A side-channel attack is any attack based on information gained from the implementation of a computer system, rather than weaknesses in the implemented algorithm itself (e.g. cryptanalysis and software bugs). Surprisingly detailedsensitive information is being leaked out from a number of high-profile, top-of-the-line web applications in healthcare, taxation, investment and web search despite HTTPS protection.
Compression side-channel attacks can be used to read some data by knowing only the size of the compressed data such as the CRIME, and BREACH attacks. To understand how compression side-channel attacks work, we must have a fair understanding of compression algorithms.
How compression works
In compression algorithms any phrase that is repeated gets stored once. This means that if a certain string of characters is repeated somewhere in the text, it is only stored the first time. The second time it occurs as a reference to the first occurrence, therefore when a text occurs multiple times it is very efficiently compressed so the size is smaller. This characteristic can be used in a compression side channel attack.
If a text contains both a secret and a user-controlled part, we can guess the secret by just looking at the length of the compressed result. Therefore an attacker can read some data if they can read the size of the compressed page, and they have control over some of the data on that page. This is the basis for the CRIME and BREACH attacks, where CRIME depends on compression on the transport layer and BREACH depends on HTTP compression.

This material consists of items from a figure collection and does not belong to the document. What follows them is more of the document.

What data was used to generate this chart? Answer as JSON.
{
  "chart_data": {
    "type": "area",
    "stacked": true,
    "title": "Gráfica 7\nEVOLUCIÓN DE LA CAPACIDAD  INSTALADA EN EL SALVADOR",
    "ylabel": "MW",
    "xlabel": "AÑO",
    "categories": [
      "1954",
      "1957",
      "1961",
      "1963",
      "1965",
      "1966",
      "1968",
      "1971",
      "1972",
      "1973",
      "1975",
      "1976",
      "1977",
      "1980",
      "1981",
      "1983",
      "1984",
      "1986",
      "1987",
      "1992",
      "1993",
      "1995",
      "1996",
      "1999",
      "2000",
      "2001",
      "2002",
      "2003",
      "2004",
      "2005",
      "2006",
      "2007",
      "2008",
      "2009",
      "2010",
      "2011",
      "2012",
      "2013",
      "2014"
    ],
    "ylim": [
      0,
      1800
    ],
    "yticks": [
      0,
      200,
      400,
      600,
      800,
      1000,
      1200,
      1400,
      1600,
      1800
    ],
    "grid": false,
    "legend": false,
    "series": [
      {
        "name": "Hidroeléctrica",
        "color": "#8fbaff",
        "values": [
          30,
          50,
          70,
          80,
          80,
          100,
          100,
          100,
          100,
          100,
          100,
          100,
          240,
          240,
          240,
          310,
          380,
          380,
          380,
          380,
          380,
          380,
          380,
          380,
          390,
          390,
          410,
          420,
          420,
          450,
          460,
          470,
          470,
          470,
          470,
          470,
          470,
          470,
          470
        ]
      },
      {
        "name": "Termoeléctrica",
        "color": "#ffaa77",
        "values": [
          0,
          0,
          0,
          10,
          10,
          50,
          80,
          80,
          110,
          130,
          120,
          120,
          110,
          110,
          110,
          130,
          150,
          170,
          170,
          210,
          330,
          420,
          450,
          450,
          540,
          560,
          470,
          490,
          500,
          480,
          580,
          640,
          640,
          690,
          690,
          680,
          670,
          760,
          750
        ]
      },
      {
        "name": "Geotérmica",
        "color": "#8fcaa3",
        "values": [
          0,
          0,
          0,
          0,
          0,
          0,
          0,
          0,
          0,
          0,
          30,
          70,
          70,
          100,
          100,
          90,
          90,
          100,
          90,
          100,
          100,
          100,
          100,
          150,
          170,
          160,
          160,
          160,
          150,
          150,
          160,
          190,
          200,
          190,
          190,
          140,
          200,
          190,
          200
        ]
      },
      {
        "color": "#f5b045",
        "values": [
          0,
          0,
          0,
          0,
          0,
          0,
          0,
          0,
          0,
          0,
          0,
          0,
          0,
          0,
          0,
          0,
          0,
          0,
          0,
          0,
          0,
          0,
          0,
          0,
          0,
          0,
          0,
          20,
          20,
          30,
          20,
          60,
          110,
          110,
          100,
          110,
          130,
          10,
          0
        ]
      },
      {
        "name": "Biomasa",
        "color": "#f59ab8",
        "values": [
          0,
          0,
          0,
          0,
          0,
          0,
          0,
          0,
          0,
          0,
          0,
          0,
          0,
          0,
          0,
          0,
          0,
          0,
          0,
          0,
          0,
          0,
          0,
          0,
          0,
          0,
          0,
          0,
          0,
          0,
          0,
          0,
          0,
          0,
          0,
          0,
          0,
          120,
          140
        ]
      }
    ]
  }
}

In September 2012, security researchers Thai Duong and Juliano Rizzo announced CRIME, a compression side-channel attack against HTTPS. The attack takes advantage of an information leak in the compression ratio of TLS requests as a side channel to enable them to decrypt the requests made by the client to the server. This, in turn, allows them to grab the user’s login cookie and then hijack the user’s session and impersonate them on high-value destinations such as banks or e-commerce sites.
The demonstration showed how an attacker might execute this attack to recover the headers of an HTTP request. Since HTTP headers contain cookies, and cookies are the primary vehicle for web application authentication (after login), this presents a significant attack. By disabling TLS/SSL-level compression – which was already little-used, and in fact disabled in most browsers – the attack is completely mitigated. Google and Mozilla have developed patches to defend against the CRIME attack.
While CRIME was mitigated by disabling TLS compression, BREACH attacks HTTP responses. These are compressed using the common HTTP compression, which is much more common than TLS-level compression. The BREACH attack is an offshoot of CRIME. Released at Black Hat USA 2013 by researchers Angelo Prado, Neal Harris and Yoel Gluck, BREACH enables an attacker to read encrypted messages over the Web by injecting plaintext into an HTTPS request and measuring compression changes.
BREACH is a category of vulnerabilities and not a specific instance affecting a specific piece of software. To be vulnerable, a web application must be served from a server that uses HTTP-level compression, reflect user-input in HTTP response bodies and reflect a secret (such as a CSRF token) in HTTP response bodies. It is important to note that the attack is agnostic to the version of TLS/SSL, and does not require TLS-layer compression.
“Even if TLS-level compression is disabled, it is very common to use gzip at the HTTP level. Furthermore, it is very common that secrets (such as CSRF tokens) and user input are included in the same HTTP response, and therefore (very likely) in the same compression context,” the researchers wrote. “This allows essentially the same attack demonstrated by [Thai] Duong and [Juliano] Rizzo, but without relying on TLS-level compression.”
Prado, Harris and Gluck said at Black Hat that several ingredients make up the attack, starting with compression such as gzip, a stable webpage, the ability to measure the victim’s traffic—usually via man-in-the-middle attack, a CSRF token or some other secret in the response body, an attacker-supplied guess and a bootstrapping sequence.
“It is common for Web applications to reflect user input, such as URL parameters, in HTTP response bodies,” the paper said. “Since DEFLATE (the basis for gzip) takes advantage of repeated strings to shrink the compression payload, an attacker can use the reflected URL parameter to guess the secret one character at a time.”
The BREACH vulnerability can be exploited with just a few thousand requests, and can be executed in under a minute. The number of requests required depend on the secret size. The power of the attack comes from the fact that it allows guessing a secret one character at a time. With each correct guess of the secret, the response is compressed further, indicating to the attacker that they are getting closer. This provides an oracle that an attacker can exploit to recover the first character of [the token],” the researchers said. “Then, the attacker proceeds in the same manner to recover [the token] byte-by-byte.” Within 30 seconds during their demo, they had the 30-character encrypted token deciphered and could do so with 95 percent accuracy.
A number of mitigations were suggested by CERT and the researchers behind the attack, some of which could protect only individual Web pages rather than an entire application. The mitigations include disabling HTTP compression, separation of secrets from user input, randomization of secrets in client requests, masking of secrets by XORing with a random secret per request, protecting pages from CSRF attacks, and obfuscating the length of Web responses with random bytes of information.